Type of Business: Design/Home & Housewares/Social Enterprise

Business Location: La Paz, Bolivia

Website www.kirahdesign.com
Twitter @kirahdesign
Facebook www.facebook.com/Kirah Design Bolivia

Reason for starting
When I decided to become a social entrepreneur, I had 2 things in mind: how to give real job opportunities to talented artisans in Bolivia and how to create beautiful home accessories using only recycled or discarded materials and combining it with the amazing talent of Bolivian artisans. We work with artisans from rural areas, indigenous communities and urban areas. Our pieces are designed by designers in New York and our contemporary designs rescue always the cultural identities of each community as well as the ancestral techniques that we use to elaborate each piece. Our approach is from the market backwards and we are always focusing on a business model rather than a paternalistic one. Our goal is to transform waste into a piece of art.

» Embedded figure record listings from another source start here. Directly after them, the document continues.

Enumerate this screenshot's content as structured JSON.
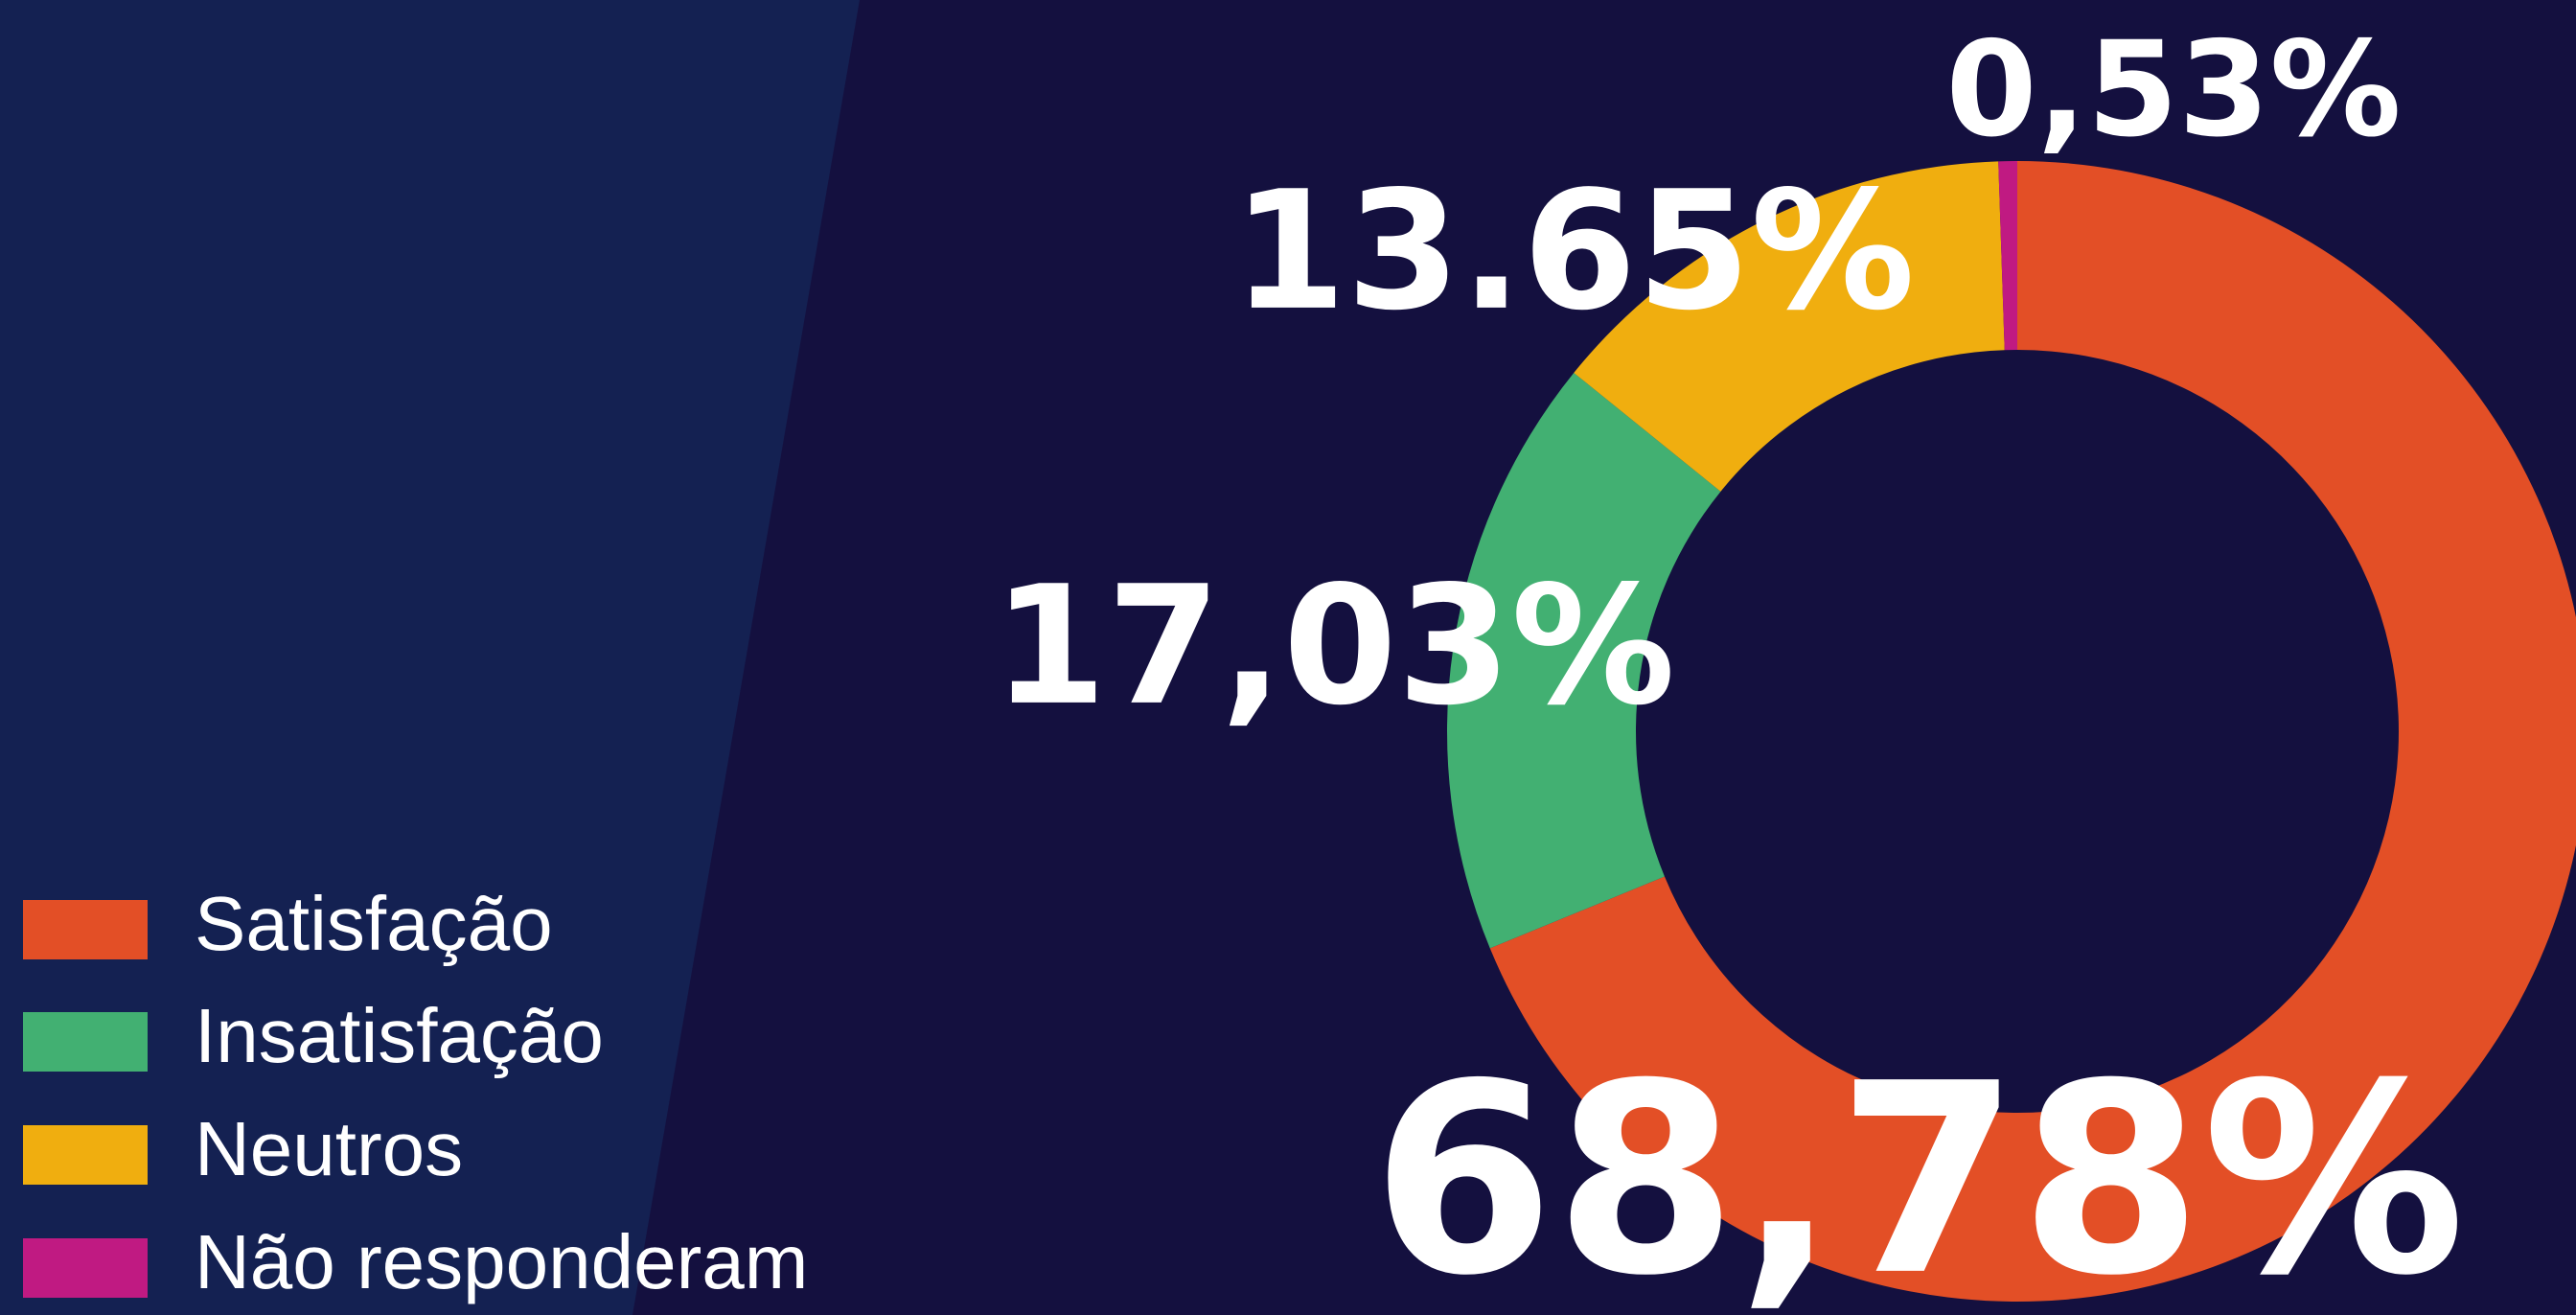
{
  "chart_data": {
    "type": "pie",
    "donut": true,
    "categories": [
      "Satisfação",
      "Insatisfação",
      "Neutros",
      "Não responderam"
    ],
    "values": [
      68.78,
      17.03,
      13.65,
      0.53
    ],
    "value_labels": [
      "68,78%",
      "17,03%",
      "13.65%",
      "0,53%"
    ],
    "colors": [
      "#e34f26",
      "#42b072",
      "#f0ae0f",
      "#c01a82"
    ],
    "legend": "bottom-left"
  }
}
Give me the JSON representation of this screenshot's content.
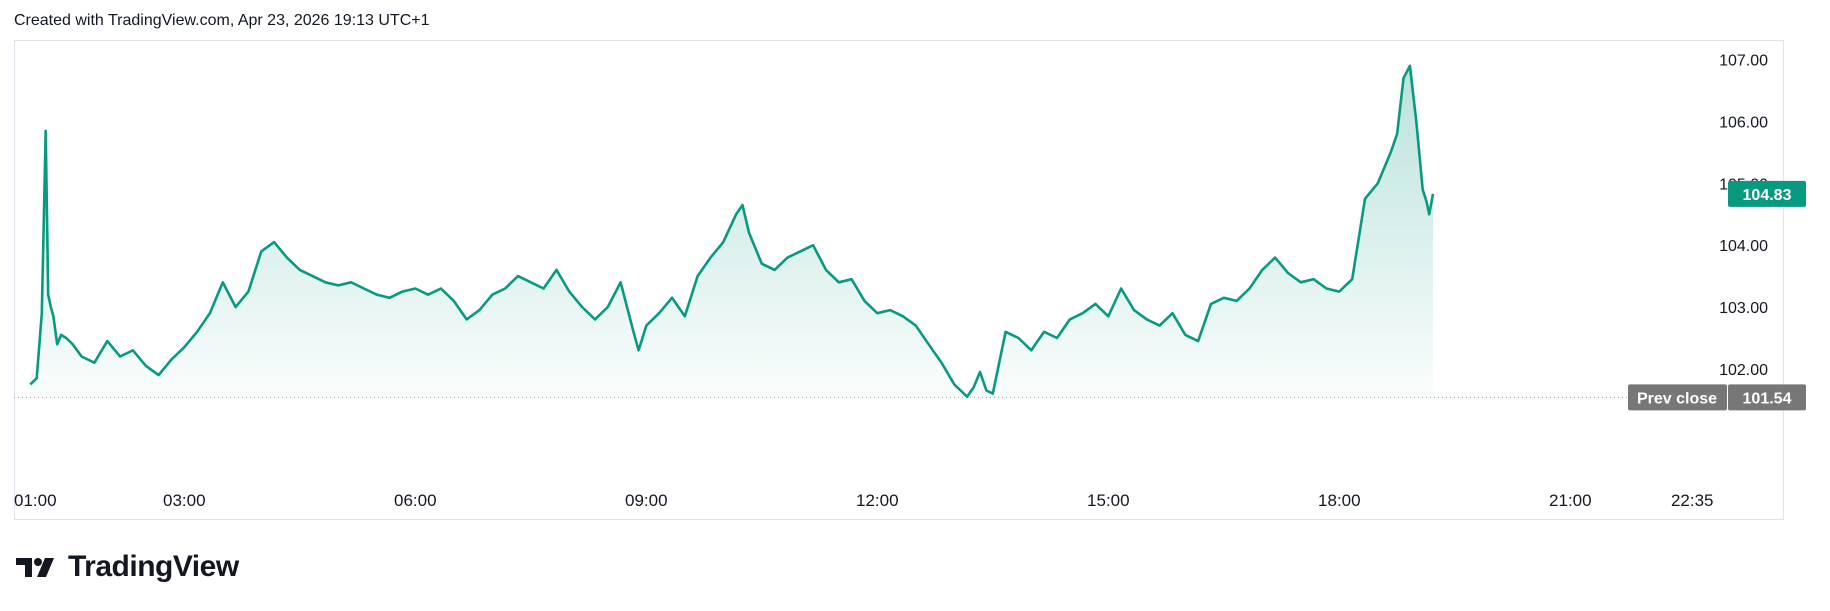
{
  "header": {
    "text": "Created with TradingView.com, Apr 23, 2026 19:13 UTC+1"
  },
  "brand": {
    "name": "TradingView",
    "icon": "tradingview-logo-icon"
  },
  "colors": {
    "line": "#089981",
    "fill": "#089981",
    "tag_current": "#089981",
    "tag_prev": "#777777"
  },
  "chart_data": {
    "type": "area",
    "x_unit": "time of day",
    "x_ticks": [
      "01:00",
      "03:00",
      "06:00",
      "09:00",
      "12:00",
      "15:00",
      "18:00",
      "21:00",
      "22:35"
    ],
    "y_ticks": [
      "102.00",
      "103.00",
      "104.00",
      "105.00",
      "106.00",
      "107.00"
    ],
    "ylim": [
      101.4,
      107.35
    ],
    "xlim": [
      "00:52",
      "23:20"
    ],
    "grid": false,
    "prev_close": {
      "label": "Prev close",
      "value": "101.54"
    },
    "current": {
      "value": "104.83"
    },
    "series": [
      {
        "x": [
          "01:00",
          "01:05",
          "01:09",
          "01:12",
          "01:14",
          "01:16",
          "01:18",
          "01:21",
          "01:24",
          "01:28",
          "01:33",
          "01:40",
          "01:50",
          "02:00",
          "02:10",
          "02:20",
          "02:30",
          "02:40",
          "02:50",
          "03:00",
          "03:10",
          "03:20",
          "03:30",
          "03:40",
          "03:50",
          "04:00",
          "04:10",
          "04:20",
          "04:30",
          "04:40",
          "04:50",
          "05:00",
          "05:10",
          "05:20",
          "05:30",
          "05:40",
          "05:50",
          "06:00",
          "06:10",
          "06:20",
          "06:30",
          "06:40",
          "06:50",
          "07:00",
          "07:10",
          "07:20",
          "07:30",
          "07:40",
          "07:50",
          "08:00",
          "08:10",
          "08:20",
          "08:30",
          "08:40",
          "08:50",
          "08:54",
          "09:00",
          "09:10",
          "09:20",
          "09:30",
          "09:40",
          "09:50",
          "10:00",
          "10:10",
          "10:15",
          "10:20",
          "10:30",
          "10:40",
          "10:50",
          "11:00",
          "11:10",
          "11:20",
          "11:30",
          "11:40",
          "11:50",
          "12:00",
          "12:10",
          "12:20",
          "12:30",
          "12:40",
          "12:50",
          "13:00",
          "13:10",
          "13:15",
          "13:20",
          "13:25",
          "13:30",
          "13:40",
          "13:50",
          "14:00",
          "14:10",
          "14:20",
          "14:30",
          "14:40",
          "14:50",
          "15:00",
          "15:10",
          "15:20",
          "15:30",
          "15:40",
          "15:50",
          "16:00",
          "16:10",
          "16:20",
          "16:30",
          "16:40",
          "16:50",
          "17:00",
          "17:10",
          "17:20",
          "17:30",
          "17:40",
          "17:50",
          "18:00",
          "18:10",
          "18:20",
          "18:30",
          "18:40",
          "18:45",
          "18:50",
          "18:55",
          "19:00",
          "19:05",
          "19:08",
          "19:10",
          "19:13"
        ],
        "y": [
          101.75,
          101.85,
          102.9,
          105.85,
          103.2,
          103.0,
          102.85,
          102.4,
          102.55,
          102.5,
          102.4,
          102.2,
          102.1,
          102.45,
          102.2,
          102.3,
          102.05,
          101.9,
          102.15,
          102.35,
          102.6,
          102.9,
          103.4,
          103.0,
          103.25,
          103.9,
          104.05,
          103.8,
          103.6,
          103.5,
          103.4,
          103.35,
          103.4,
          103.3,
          103.2,
          103.15,
          103.25,
          103.3,
          103.2,
          103.3,
          103.1,
          102.8,
          102.95,
          103.2,
          103.3,
          103.5,
          103.4,
          103.3,
          103.6,
          103.25,
          103.0,
          102.8,
          103.0,
          103.4,
          102.6,
          102.3,
          102.7,
          102.9,
          103.15,
          102.85,
          103.5,
          103.8,
          104.05,
          104.5,
          104.65,
          104.2,
          103.7,
          103.6,
          103.8,
          103.9,
          104.0,
          103.6,
          103.4,
          103.45,
          103.1,
          102.9,
          102.95,
          102.85,
          102.7,
          102.4,
          102.1,
          101.75,
          101.55,
          101.7,
          101.95,
          101.65,
          101.6,
          102.6,
          102.5,
          102.3,
          102.6,
          102.5,
          102.8,
          102.9,
          103.05,
          102.85,
          103.3,
          102.95,
          102.8,
          102.7,
          102.9,
          102.55,
          102.45,
          103.05,
          103.15,
          103.1,
          103.3,
          103.6,
          103.8,
          103.55,
          103.4,
          103.45,
          103.3,
          103.25,
          103.45,
          104.75,
          105.0,
          105.5,
          105.8,
          106.7,
          106.9,
          106.0,
          104.9,
          104.7,
          104.5,
          104.83
        ]
      }
    ]
  }
}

How do you define success?
We have created a new business model. We are changing the traditional concept of doing handcrafts. After many years of understanding the market and identifying the bottlenecks in the whole production process we can say now that our model is working. We are part of the whole process, from the design, access to raw materials, training to the artisans, empowering social entrepreneurs in each community, marketing and commercialization of the pieces. Another key element is that our customers can track back what we say. We are changing mentalities and creating a methodology to alleviate poverty instead of selling it. Our business approach and our interest that this has to be a business for everybody is a key element for us.

Biggest Success
I am one of the 6 laureates for the Cartier Women’s Initiative Award 2012. I am the winner for the Latin America region.

What is your top challenge and how have you addressed it?
Our top challenge right now is to export our first container in May, 2013. We are ready for market growth and we have worked hard to get to this moment. We just signed an alliance with a company in the US to be able to use their warehouse and distribute in the US. If we fulfill our plan to ship our first container to the US it will be historic for Bolivia’s handmade industry. We are in the middle of a fundraising round in order to get funding to improve the workshops of our artisans and scale up. During the first quarter of the year usually the artisans don’t have much to do and have to dedicate to other activities. Our goal is to start producing the first days of January and create a real economic impact in more than 500 artisans and his/her families.

Who is your most important role model?
Anita Roddik when she first started her business. Social entrepreneurs that do what it takes to make their dreams come true.